Une mesure distincte devrait être adoptée pour garantir aux militaires qu'ils seront payés dans l'éventualité où le Congrès ne parviendrait pas à un accord.

"Nous allons faire notre travail et envoyer (au Sénat) ce texte, et il reviendra au Sénat de l'adopter pour éviter une fermeture de l'Etat fédéral", a déclaré John Boehner.

La loi sur la santé oblige tout Américain à souscrire à une couverture maladie à partir du 1er janvier 2014, une obligation contestée par les républicains qui ont tenté plus de 40 fois, en vain, d'abroger la loi votée en 2010 et validée par la Cour suprême. Les personnes actuellement non assurées pourront s'inscrire à partir du 1er octobre pour bénéficier d'une assurance santé subventionnée par l'Etat fédéral.

Stratégie de la corde raide

Les représentants proches de la mouvance ultra-conservatrice du Tea Party se sont déclarés satisfaits de la stratégie de la corde raide adoptée samedi. "C'est exactement ce que nous voulions", a dit Raul Labrador aux journalistes. Le chef de la majorité démocrate du Sénat "Harry Reid fermera l'Etat s'il n'accepte pas cette solution plutôt raisonnable".

Mais Harry Reid et les démocrates ont prévenu vendredi, après avoir adopté leur propre version de la loi budgétaire, que tout texte qui saperait la loi sur la santé serait rejeté d'emblée par le Sénat. M. Reid avait ensuite ajourné le Sénat jusqu'à lundi après-midi.

Les sénateurs pourraient être rappelés en session dimanche, mais aucun camp n'a avancé de scénario dans le cas probable où la chambre haute rejetterait le nouveau texte républicain.

Vendredi, le président Barack Obama avait accusé ses adversaires d'intransigeance, en désignant les "extrémistes du Congrès".

Les démocrates ont immédiatement accusé samedi les républicains de vouloir provoquer la fermeture des agences fédérales. Celles-ci s'apprêtaient à ordonner la mise en congés sans solde de tout leur personnel non essentiel à partir de mardi 1er octobre, début de l'exercice budgétaire 2014, à moins d'un vote de chacune des deux chambres d'ici lundi soir.

Une impasse conduirait à la fermeture de tous les parcs et musées du pays et à la réduction au minimum vital des effectifs des administrations. Des centaines de milliers de fonctionnaires se retrouveraient en congés sans solde.

Les économistes estiment qu'une fermeture prolongée des agences fédérales aurait un impact négatif sur la croissance du dernier trimestre 2013.

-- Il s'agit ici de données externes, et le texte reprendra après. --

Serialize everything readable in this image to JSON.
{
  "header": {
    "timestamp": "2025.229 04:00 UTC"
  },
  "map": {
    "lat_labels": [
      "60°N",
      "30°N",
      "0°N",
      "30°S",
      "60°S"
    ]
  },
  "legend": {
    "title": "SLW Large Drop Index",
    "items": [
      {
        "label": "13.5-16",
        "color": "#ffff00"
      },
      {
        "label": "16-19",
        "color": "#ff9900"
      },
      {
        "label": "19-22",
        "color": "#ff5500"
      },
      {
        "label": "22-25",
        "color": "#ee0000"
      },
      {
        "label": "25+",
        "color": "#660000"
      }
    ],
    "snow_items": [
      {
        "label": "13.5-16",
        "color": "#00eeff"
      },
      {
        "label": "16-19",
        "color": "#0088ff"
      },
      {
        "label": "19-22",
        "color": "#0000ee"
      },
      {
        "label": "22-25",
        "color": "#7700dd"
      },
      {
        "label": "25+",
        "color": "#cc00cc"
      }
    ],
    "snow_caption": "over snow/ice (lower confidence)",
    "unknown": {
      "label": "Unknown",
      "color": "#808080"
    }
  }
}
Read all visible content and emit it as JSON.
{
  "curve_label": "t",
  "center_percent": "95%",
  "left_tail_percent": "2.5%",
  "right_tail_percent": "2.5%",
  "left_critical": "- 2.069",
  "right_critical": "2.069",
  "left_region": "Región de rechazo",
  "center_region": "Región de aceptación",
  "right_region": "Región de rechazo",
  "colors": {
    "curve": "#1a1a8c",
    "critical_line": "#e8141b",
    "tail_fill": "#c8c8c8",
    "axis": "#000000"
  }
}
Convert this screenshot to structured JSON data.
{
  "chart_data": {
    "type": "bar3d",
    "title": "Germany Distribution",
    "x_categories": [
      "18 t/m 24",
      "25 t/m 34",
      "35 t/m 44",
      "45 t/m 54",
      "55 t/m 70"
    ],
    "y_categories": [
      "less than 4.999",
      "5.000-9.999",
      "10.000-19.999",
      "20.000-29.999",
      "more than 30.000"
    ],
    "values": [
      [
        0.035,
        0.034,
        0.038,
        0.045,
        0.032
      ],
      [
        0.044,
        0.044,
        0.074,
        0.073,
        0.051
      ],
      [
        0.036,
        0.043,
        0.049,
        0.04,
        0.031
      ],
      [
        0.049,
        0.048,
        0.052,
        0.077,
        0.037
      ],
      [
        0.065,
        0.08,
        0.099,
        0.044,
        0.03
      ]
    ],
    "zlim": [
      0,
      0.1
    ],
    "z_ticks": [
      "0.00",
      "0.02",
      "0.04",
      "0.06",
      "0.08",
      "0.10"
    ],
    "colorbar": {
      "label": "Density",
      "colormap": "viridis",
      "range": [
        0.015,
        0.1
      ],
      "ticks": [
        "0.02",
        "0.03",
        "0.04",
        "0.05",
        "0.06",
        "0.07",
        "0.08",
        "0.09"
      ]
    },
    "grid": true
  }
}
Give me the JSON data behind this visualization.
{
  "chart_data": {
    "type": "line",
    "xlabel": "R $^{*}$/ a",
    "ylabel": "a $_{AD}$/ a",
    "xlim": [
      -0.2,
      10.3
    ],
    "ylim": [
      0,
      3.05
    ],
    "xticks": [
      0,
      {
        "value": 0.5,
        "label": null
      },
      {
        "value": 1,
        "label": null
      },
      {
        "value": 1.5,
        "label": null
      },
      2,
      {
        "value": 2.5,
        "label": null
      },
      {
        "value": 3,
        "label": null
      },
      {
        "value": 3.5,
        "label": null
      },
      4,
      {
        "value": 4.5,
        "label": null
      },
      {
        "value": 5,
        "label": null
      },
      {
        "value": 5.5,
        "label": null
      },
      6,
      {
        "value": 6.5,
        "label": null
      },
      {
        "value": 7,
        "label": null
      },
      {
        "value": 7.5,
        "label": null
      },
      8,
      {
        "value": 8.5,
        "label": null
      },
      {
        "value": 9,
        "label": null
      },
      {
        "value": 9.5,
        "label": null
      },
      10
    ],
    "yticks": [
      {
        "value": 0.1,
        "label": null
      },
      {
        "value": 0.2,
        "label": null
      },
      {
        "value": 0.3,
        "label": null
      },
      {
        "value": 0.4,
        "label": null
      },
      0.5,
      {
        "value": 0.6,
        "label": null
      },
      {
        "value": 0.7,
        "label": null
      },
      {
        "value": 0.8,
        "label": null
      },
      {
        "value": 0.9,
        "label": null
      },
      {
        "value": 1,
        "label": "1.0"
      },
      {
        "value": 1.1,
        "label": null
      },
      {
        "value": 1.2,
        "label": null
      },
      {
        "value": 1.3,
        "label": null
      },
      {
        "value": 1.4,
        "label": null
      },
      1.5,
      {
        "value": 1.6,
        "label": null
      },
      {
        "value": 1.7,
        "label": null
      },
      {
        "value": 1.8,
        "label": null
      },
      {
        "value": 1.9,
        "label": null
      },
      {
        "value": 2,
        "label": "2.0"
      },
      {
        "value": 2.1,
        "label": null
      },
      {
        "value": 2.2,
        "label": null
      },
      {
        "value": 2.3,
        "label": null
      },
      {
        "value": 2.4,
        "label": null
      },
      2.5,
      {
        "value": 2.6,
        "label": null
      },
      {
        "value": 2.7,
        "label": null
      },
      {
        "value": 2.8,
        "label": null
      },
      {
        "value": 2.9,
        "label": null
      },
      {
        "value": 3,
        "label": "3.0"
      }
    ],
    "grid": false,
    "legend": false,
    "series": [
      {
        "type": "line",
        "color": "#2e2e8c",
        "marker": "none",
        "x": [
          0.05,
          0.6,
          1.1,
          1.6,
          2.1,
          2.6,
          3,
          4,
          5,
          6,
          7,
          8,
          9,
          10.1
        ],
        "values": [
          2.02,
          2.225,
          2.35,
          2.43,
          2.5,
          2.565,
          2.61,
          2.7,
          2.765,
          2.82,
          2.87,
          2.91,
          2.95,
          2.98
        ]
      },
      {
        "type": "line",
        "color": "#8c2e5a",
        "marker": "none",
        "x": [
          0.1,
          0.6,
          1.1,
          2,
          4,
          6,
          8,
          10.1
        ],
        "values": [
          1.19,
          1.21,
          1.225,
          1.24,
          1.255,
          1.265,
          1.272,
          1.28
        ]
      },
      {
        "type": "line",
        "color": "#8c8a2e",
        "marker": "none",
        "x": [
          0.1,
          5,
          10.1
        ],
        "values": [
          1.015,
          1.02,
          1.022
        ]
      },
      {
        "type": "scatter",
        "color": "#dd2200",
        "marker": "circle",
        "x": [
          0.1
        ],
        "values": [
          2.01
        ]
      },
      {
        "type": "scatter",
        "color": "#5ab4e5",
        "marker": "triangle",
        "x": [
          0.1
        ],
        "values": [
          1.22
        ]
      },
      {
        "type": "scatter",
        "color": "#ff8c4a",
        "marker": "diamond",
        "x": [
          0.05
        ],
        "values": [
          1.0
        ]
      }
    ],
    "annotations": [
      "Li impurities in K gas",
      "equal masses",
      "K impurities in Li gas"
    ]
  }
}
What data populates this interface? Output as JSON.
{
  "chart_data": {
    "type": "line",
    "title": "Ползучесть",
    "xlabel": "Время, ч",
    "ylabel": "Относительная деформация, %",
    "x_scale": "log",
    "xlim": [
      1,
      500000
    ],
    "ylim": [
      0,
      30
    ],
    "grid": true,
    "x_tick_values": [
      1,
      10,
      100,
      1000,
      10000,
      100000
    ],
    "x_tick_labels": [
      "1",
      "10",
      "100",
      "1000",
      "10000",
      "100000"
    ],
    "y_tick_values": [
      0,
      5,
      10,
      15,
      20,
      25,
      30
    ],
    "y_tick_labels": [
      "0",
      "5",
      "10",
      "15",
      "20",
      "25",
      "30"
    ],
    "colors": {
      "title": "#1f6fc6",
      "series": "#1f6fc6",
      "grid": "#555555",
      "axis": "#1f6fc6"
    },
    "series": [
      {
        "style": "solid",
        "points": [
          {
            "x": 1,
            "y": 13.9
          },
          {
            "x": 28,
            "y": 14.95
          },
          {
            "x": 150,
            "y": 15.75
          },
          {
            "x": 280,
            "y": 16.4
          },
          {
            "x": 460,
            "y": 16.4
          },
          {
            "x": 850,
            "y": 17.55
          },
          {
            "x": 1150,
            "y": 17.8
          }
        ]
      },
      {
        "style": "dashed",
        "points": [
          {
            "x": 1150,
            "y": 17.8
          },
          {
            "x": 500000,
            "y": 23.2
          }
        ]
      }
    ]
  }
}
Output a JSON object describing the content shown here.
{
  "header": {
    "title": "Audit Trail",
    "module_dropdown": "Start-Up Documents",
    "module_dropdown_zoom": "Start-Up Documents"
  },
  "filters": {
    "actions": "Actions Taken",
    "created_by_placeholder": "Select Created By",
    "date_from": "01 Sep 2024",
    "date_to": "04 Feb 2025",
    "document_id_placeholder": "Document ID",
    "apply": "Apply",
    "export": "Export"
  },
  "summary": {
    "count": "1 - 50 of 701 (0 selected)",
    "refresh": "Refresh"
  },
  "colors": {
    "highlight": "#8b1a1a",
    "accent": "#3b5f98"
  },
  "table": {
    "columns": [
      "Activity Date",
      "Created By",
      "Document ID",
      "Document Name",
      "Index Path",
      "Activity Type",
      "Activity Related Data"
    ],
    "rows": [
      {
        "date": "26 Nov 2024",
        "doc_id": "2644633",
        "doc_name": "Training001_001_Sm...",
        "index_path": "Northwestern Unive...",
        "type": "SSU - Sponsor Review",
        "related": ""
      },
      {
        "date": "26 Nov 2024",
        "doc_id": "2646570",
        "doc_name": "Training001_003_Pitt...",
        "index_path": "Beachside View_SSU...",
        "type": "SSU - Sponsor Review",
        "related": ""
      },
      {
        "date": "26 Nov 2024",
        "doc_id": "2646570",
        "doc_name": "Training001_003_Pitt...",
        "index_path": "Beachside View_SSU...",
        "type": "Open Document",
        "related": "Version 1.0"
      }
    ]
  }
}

"Les dirigeants républicains de la Chambre ont complètement abdiqué leurs responsabilités face aux demandes de rançon du Tea Party", a déclaré Nancy Pelosi, la chef des démocrates de la Chambre. "Les républicains ont dit ce qu'ils avaient à dire, maintenant il faut y mettre un terme. Ils doivent abandonner cette voie dangereuse vers une fermeture de l'Etat causée par les républicains", a-t-elle insisté.

Le démocrate John Lewis, à l'image de ses collègues, a prédit que la tentative républicaine échouerait: "Les démocrates du Sénat ne l'accepteront jamais", a-t-il dit à l'AFP. Selon ce vétéran des batailles budgétaires, "on n'a jamais été aussi proche d'une fermeture".